Race reports take too damned long to report on. If I'm happy and stoked about my race, it's a little easier, but at this distance, I still have a bunch to learn, so this is a little bit of a task to write.
Hands down, Timberman was the best race I've ever been involved in. It's considered a "triathlon festival" and by all means lives up to this definition. It's like a weird cross between Woodstock and triathlon. There are plenty of hippies walking around, only instead of flowers in their hair, they're wearing compression socks with cargo shorts. Very interesting group and I'm proud to be a member.
So the race went well. It was a little hectic at times and I was proud to have stuck to my plan. In short, my swim was mediocre at best (I never thought I'd say a swim around 30 mins in a half iron race was mediocre, but for where I'm at as a swimmer now, I honestly feel that way). I did get kicked in the face 20 meters from the start, but that's just part of the game and it didn't rattle me in the least. The only reason I believe my swim was slow was the fact that I didn't swim in a wetsuit for 2 monts prior to the event. My last race was in June and at that point I was very fast in the wetsuit. Sunday I feel like it actually slowed me down as my shoulders tired prematurely.
The bike was by far the best part of my race. It wasn't the fastest time I was capable of, but I was happy with my pacing overall. I believe my bike split was around the 2:30 mark. I'm impressed because I honestly never got out of breath once on the bike, and at most times was holding waaaay back.
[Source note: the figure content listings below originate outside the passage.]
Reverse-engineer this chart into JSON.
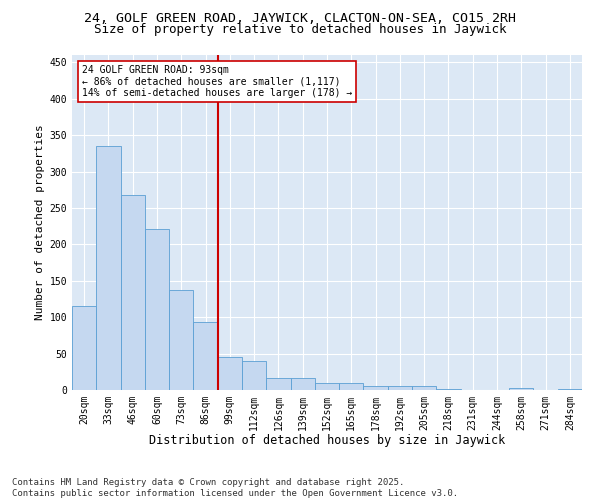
{
  "title1": "24, GOLF GREEN ROAD, JAYWICK, CLACTON-ON-SEA, CO15 2RH",
  "title2": "Size of property relative to detached houses in Jaywick",
  "xlabel": "Distribution of detached houses by size in Jaywick",
  "ylabel": "Number of detached properties",
  "categories": [
    "20sqm",
    "33sqm",
    "46sqm",
    "60sqm",
    "73sqm",
    "86sqm",
    "99sqm",
    "112sqm",
    "126sqm",
    "139sqm",
    "152sqm",
    "165sqm",
    "178sqm",
    "192sqm",
    "205sqm",
    "218sqm",
    "231sqm",
    "244sqm",
    "258sqm",
    "271sqm",
    "284sqm"
  ],
  "values": [
    115,
    335,
    268,
    221,
    138,
    93,
    45,
    40,
    17,
    17,
    10,
    10,
    6,
    5,
    6,
    2,
    0,
    0,
    3,
    0,
    2
  ],
  "bar_color": "#c5d8f0",
  "bar_edge_color": "#5a9fd4",
  "vline_x": 5.5,
  "vline_color": "#cc0000",
  "annotation_text": "24 GOLF GREEN ROAD: 93sqm\n← 86% of detached houses are smaller (1,117)\n14% of semi-detached houses are larger (178) →",
  "annotation_box_color": "#ffffff",
  "annotation_box_edge": "#cc0000",
  "ylim": [
    0,
    460
  ],
  "yticks": [
    0,
    50,
    100,
    150,
    200,
    250,
    300,
    350,
    400,
    450
  ],
  "footer": "Contains HM Land Registry data © Crown copyright and database right 2025.\nContains public sector information licensed under the Open Government Licence v3.0.",
  "bg_color": "#dce8f5",
  "title1_fontsize": 9.5,
  "title2_fontsize": 9,
  "xlabel_fontsize": 8.5,
  "ylabel_fontsize": 8,
  "tick_fontsize": 7,
  "annot_fontsize": 7,
  "footer_fontsize": 6.5
}
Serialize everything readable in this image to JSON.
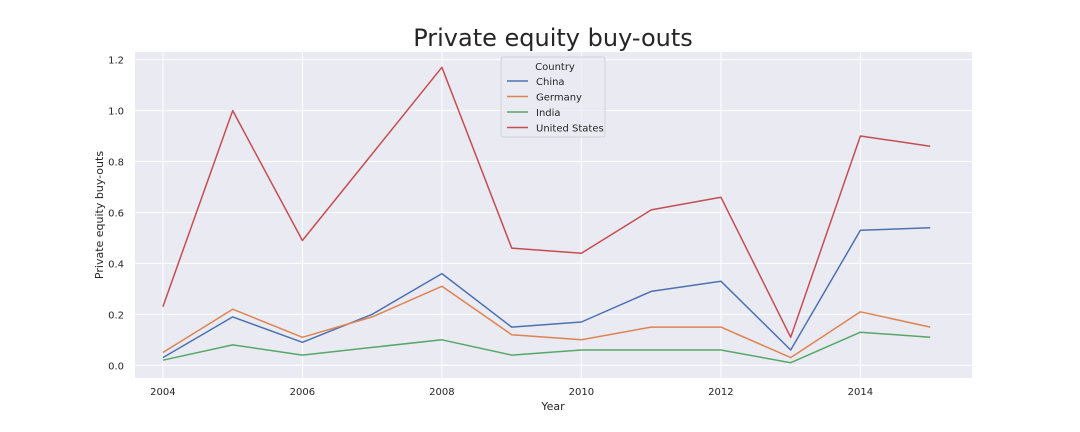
{
  "chart_data": {
    "type": "line",
    "title": "Private equity buy-outs",
    "xlabel": "Year",
    "ylabel": "Private equity buy-outs",
    "xlim": [
      2003.6,
      2015.6
    ],
    "ylim": [
      -0.05,
      1.23
    ],
    "x_ticks": [
      "2004",
      "2006",
      "2008",
      "2010",
      "2012",
      "2014"
    ],
    "y_ticks": [
      "0.0",
      "0.2",
      "0.4",
      "0.6",
      "0.8",
      "1.0",
      "1.2"
    ],
    "grid": true,
    "legend": {
      "title": "Country",
      "placement": "top-center"
    },
    "x": [
      2004,
      2005,
      2006,
      2007,
      2008,
      2009,
      2010,
      2011,
      2012,
      2013,
      2014,
      2015
    ],
    "series": [
      {
        "name": "China",
        "color": "#4c72b0",
        "values": [
          0.03,
          0.19,
          0.09,
          0.2,
          0.36,
          0.15,
          0.17,
          0.29,
          0.33,
          0.06,
          0.53,
          0.54
        ]
      },
      {
        "name": "Germany",
        "color": "#dd8452",
        "values": [
          0.05,
          0.22,
          0.11,
          0.19,
          0.31,
          0.12,
          0.1,
          0.15,
          0.15,
          0.03,
          0.21,
          0.15
        ]
      },
      {
        "name": "India",
        "color": "#55a868",
        "values": [
          0.02,
          0.08,
          0.04,
          0.07,
          0.1,
          0.04,
          0.06,
          0.06,
          0.06,
          0.01,
          0.13,
          0.11
        ]
      },
      {
        "name": "United States",
        "color": "#c44e52",
        "values": [
          0.23,
          1.0,
          0.49,
          0.83,
          1.17,
          0.46,
          0.44,
          0.61,
          0.66,
          0.11,
          0.9,
          0.86
        ]
      }
    ]
  }
}
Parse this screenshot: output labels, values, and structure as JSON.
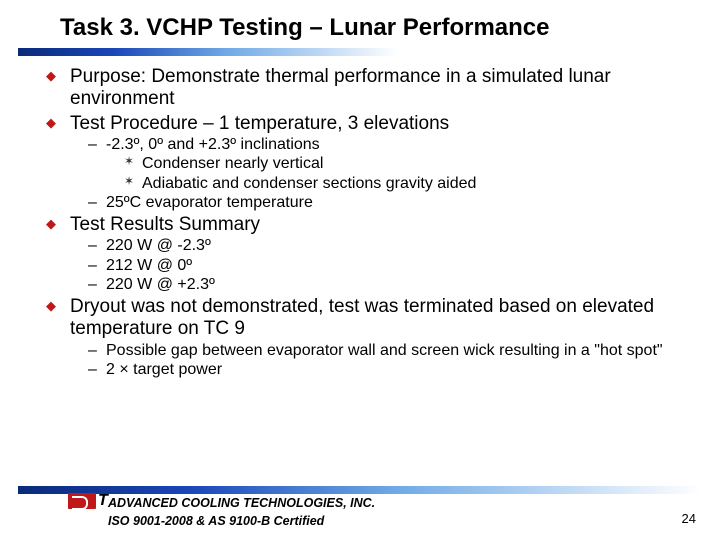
{
  "title": "Task 3. VCHP Testing – Lunar Performance",
  "bullets": {
    "purpose": "Purpose: Demonstrate thermal performance in a simulated lunar environment",
    "procedure": "Test Procedure – 1 temperature, 3 elevations",
    "procedure_sub": {
      "inclinations": "-2.3º, 0º and +2.3º inclinations",
      "condenser": "Condenser nearly vertical",
      "adiabatic": "Adiabatic and condenser sections gravity aided",
      "evap_temp": "25ºC evaporator temperature"
    },
    "results": "Test Results Summary",
    "results_sub": {
      "r1": "220 W @ -2.3º",
      "r2": "212 W @    0º",
      "r3": "220 W @ +2.3º"
    },
    "dryout": "Dryout was not demonstrated, test was terminated based on elevated temperature on TC 9",
    "dryout_sub": {
      "gap": "Possible gap between evaporator wall and screen wick resulting in a \"hot spot\"",
      "power": "2 × target power"
    }
  },
  "footer": {
    "company": "ADVANCED COOLING TECHNOLOGIES, INC.",
    "cert": "ISO 9001-2008 & AS 9100-B Certified",
    "page": "24"
  },
  "colors": {
    "bullet_red": "#c01818",
    "bar_dark": "#0a2a7a",
    "bar_mid": "#1a46b8",
    "bar_light": "#6fa9e6"
  }
}
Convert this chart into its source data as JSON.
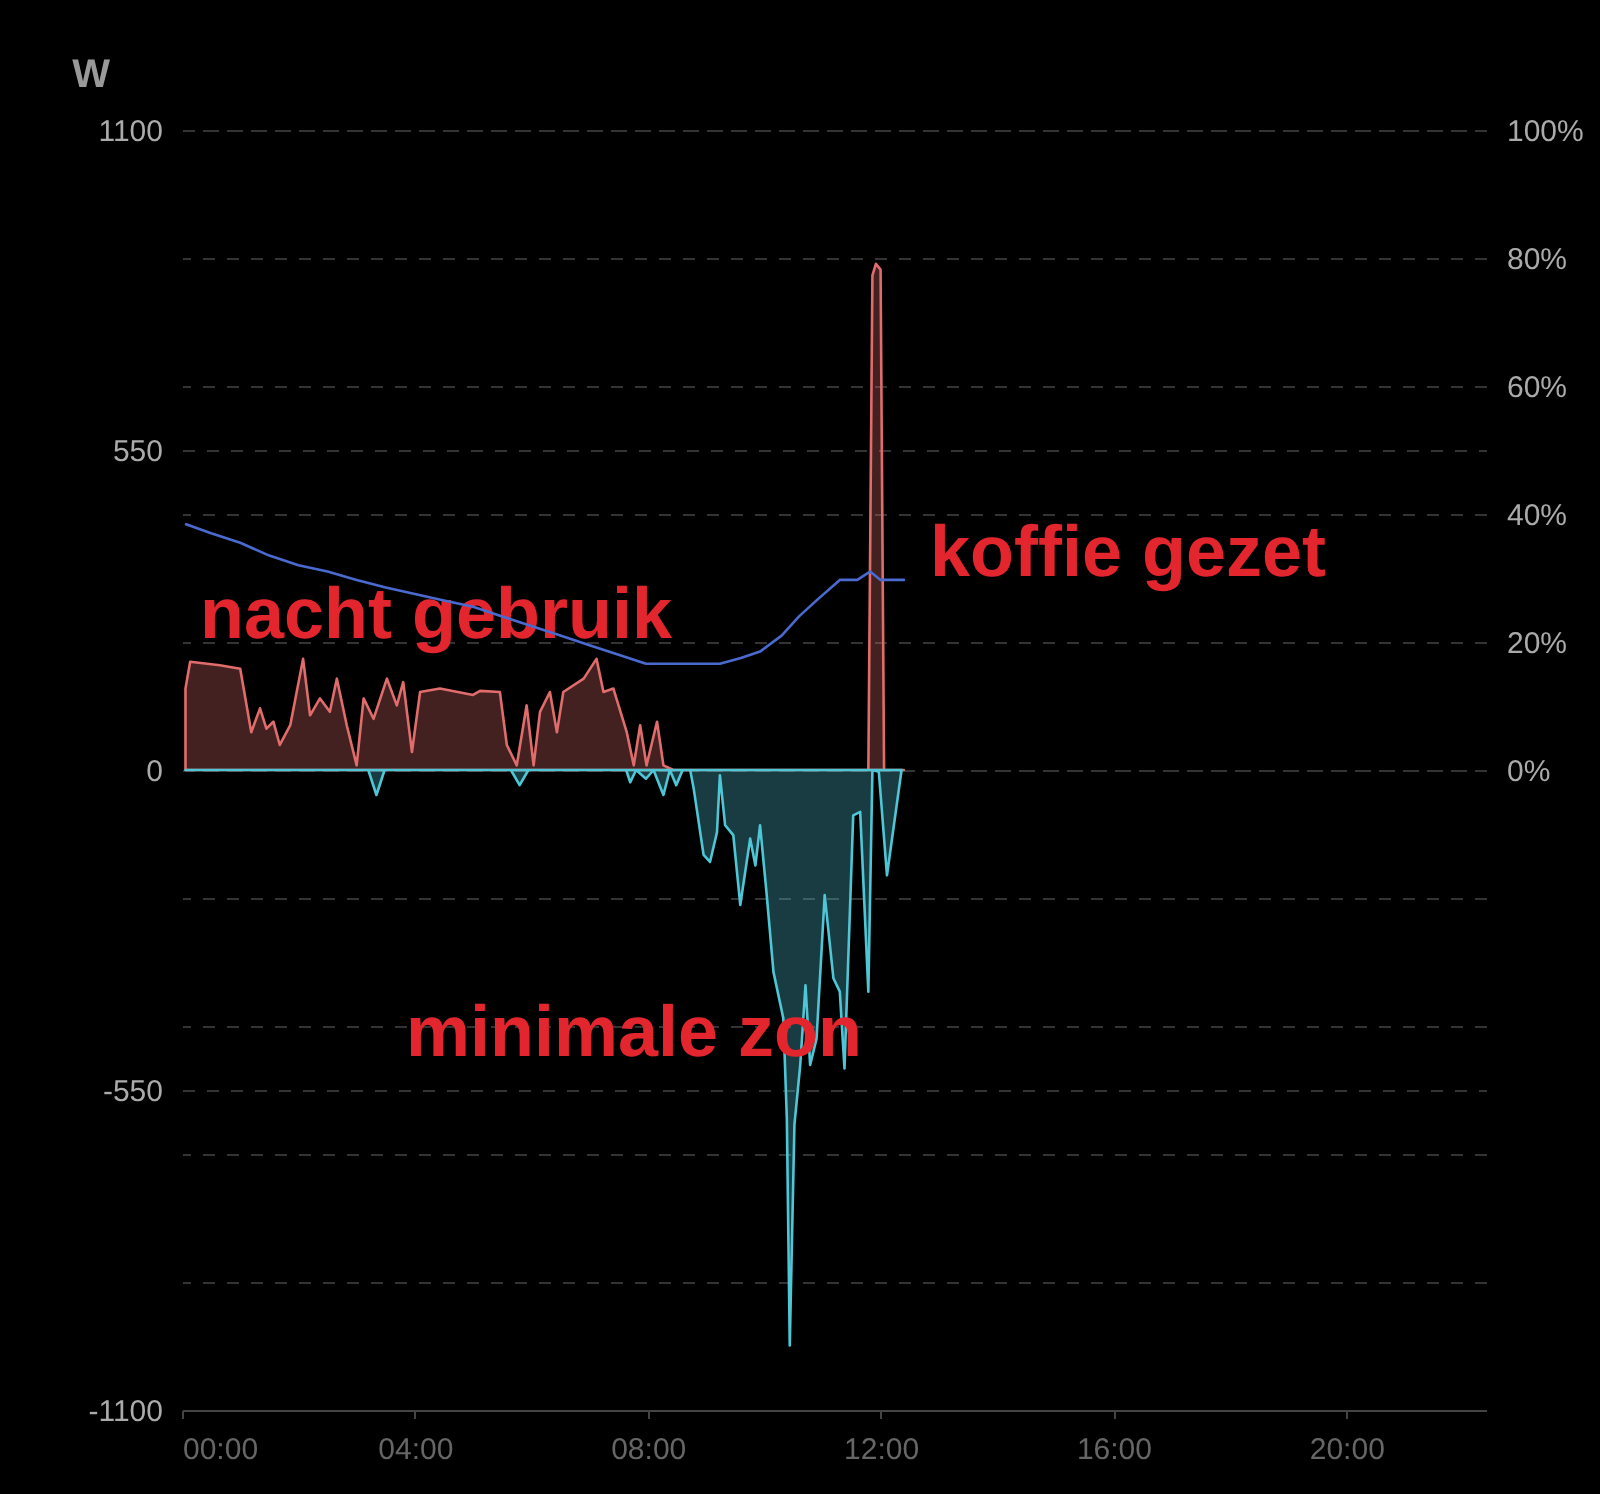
{
  "chart_data": {
    "type": "area",
    "ylabel": "W",
    "xlim": [
      0,
      22.4
    ],
    "xticks": [
      {
        "value": 0,
        "label": "00:00"
      },
      {
        "value": 4,
        "label": "04:00"
      },
      {
        "value": 8,
        "label": "08:00"
      },
      {
        "value": 12,
        "label": "12:00"
      },
      {
        "value": 16,
        "label": "16:00"
      },
      {
        "value": 20,
        "label": "20:00"
      }
    ],
    "ylim": [
      -1100,
      1100
    ],
    "yticks": [
      1100,
      550,
      0,
      -550,
      -1100
    ],
    "y2lim": [
      -100,
      100
    ],
    "y2ticks": [
      {
        "value": 100,
        "label": "100%"
      },
      {
        "value": 80,
        "label": "80%"
      },
      {
        "value": 60,
        "label": "60%"
      },
      {
        "value": 40,
        "label": "40%"
      },
      {
        "value": 20,
        "label": "20%"
      },
      {
        "value": 0,
        "label": "0%"
      },
      {
        "value": -20,
        "label": null
      },
      {
        "value": -40,
        "label": null
      },
      {
        "value": -60,
        "label": null
      },
      {
        "value": -80,
        "label": null
      },
      {
        "value": -100,
        "label": null
      }
    ],
    "grid": true,
    "annotations": [
      "nacht gebruik",
      "koffie gezet",
      "minimale zon"
    ],
    "series": [
      {
        "color": "#e06c6c",
        "x": [
          0.06,
          0.14,
          0.65,
          1.0,
          1.19,
          1.34,
          1.45,
          1.57,
          1.68,
          1.86,
          2.08,
          2.2,
          2.37,
          2.54,
          2.66,
          2.83,
          3.0,
          3.12,
          3.29,
          3.52,
          3.69,
          3.8,
          3.95,
          4.09,
          4.43,
          5.0,
          5.12,
          5.46,
          5.58,
          5.75,
          5.92,
          6.04,
          6.15,
          6.32,
          6.44,
          6.55,
          6.9,
          7.12,
          7.24,
          7.41,
          7.64,
          7.76,
          7.87,
          7.98,
          8.16,
          8.27,
          8.44,
          11.79,
          11.86,
          11.92,
          12.0,
          12.06,
          12.4
        ],
        "values": [
          140,
          186,
          180,
          174,
          65,
          106,
          71,
          83,
          43,
          77,
          191,
          94,
          123,
          100,
          157,
          77,
          8,
          123,
          88,
          157,
          111,
          151,
          31,
          134,
          140,
          129,
          136,
          134,
          43,
          8,
          111,
          8,
          100,
          134,
          65,
          134,
          157,
          191,
          134,
          140,
          65,
          8,
          77,
          8,
          83,
          8,
          0,
          0,
          850,
          870,
          860,
          0,
          0
        ]
      },
      {
        "color": "#4fc6d6",
        "x": [
          0.06,
          3.2,
          3.34,
          3.48,
          5.65,
          5.8,
          5.95,
          7.63,
          7.7,
          7.8,
          7.97,
          8.1,
          8.27,
          8.38,
          8.49,
          8.6,
          8.73,
          8.79,
          8.96,
          9.07,
          9.19,
          9.24,
          9.33,
          9.47,
          9.59,
          9.76,
          9.85,
          9.93,
          10.04,
          10.16,
          10.33,
          10.39,
          10.44,
          10.52,
          10.62,
          10.71,
          10.79,
          10.9,
          11.04,
          11.19,
          11.3,
          11.38,
          11.53,
          11.65,
          11.79,
          11.86,
          11.97,
          12.11,
          12.36
        ],
        "values": [
          0,
          0,
          -43,
          0,
          0,
          -26,
          0,
          0,
          -21,
          0,
          -15,
          0,
          -43,
          0,
          -26,
          0,
          0,
          -32,
          -146,
          -158,
          -107,
          -9,
          -95,
          -112,
          -232,
          -118,
          -164,
          -95,
          -210,
          -347,
          -427,
          -599,
          -989,
          -610,
          -507,
          -370,
          -507,
          -462,
          -215,
          -358,
          -381,
          -513,
          -78,
          -72,
          -381,
          0,
          -3,
          -181,
          0
        ]
      },
      {
        "type": "line",
        "axis": "y2",
        "color": "#4a6ad0",
        "x": [
          0.07,
          0.5,
          1.0,
          1.5,
          2.0,
          2.5,
          3.0,
          3.5,
          4.0,
          4.5,
          5.0,
          5.5,
          6.0,
          6.5,
          7.0,
          7.5,
          7.97,
          9.24,
          9.6,
          9.93,
          10.3,
          10.6,
          10.9,
          11.3,
          11.6,
          11.82,
          12.0,
          12.4
        ],
        "values": [
          38.4,
          37,
          35.5,
          33.5,
          32,
          31,
          29.7,
          28.5,
          27.5,
          26.5,
          25.5,
          24,
          22.5,
          21,
          19.5,
          18,
          16.6,
          16.6,
          17.5,
          18.5,
          21,
          24,
          26.5,
          29.7,
          29.7,
          31,
          29.7,
          29.7
        ]
      }
    ]
  }
}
My plan was to run like hell and I wanted every ounce of energy left to lay the smackdown on the half marathon.
On to the run. This is where things began to die slowly for me. When I'm fit I can run fast. I'm a teriffic 5 and 10 k runner, but the nature of a half ironman doesn't allow me to run like I'm capable of. My first 5k off the bike was strong. Not fast, as I was holding back, but strong. The next 5 k was also strong, but I still held back. My plan going into the race was to hold back on the first 10k, and crush the second 10k. However, by the time that final 10k came, I had no high gear. In fact, I found myself slowly fading, and fading, and fading.
From what I've read and listened to from coaches and athletes, the third 5k is usually where people fade, but often they come back strong in the final 5k. This is what I anticipated, but I never came back. It was a tough way to end what was otherwise a decent day, but just like all my races this season, it's taught me volumes about what it is going to take to get me to the level I want to be at in this sport.
In talking with my coach the night after the race, it because apparent that I didn't train to race the distance. Many of my longest days consisted of only 4 hours at the most. Simply put, my engine just wasn't tuned for what I tried to make it do. I've always had speed, and coming from explosive sports like football, lacrosse, hockey, and mma, I'm well equiped to sprint, but the long stuff has thus far eluded me. The good news, though, is that I've got time to learn and time to develop as a more complete triathlete.
I have one more half ironman distance race left this season, and I plan on putting in some long days in the five weeks before it. I don't expect this to make a gigantic difference, but I do expect it to change some things. I'm going into this final race with no specific intentions, only to see what the fruits of my labor will be. Six hour days will become a reality for me these final weeks. It'll be a good start.
Finally, self reflection is obviously a very important part of the game for any athlete. I've always been hard on myself because I've always had a lot of talent. I now see, though, that I've been too hard on myself many times. It takes a long time to get good at any sport, and with this one I need relax and work hard. It's not gonna happen overnight, but it is going to happen.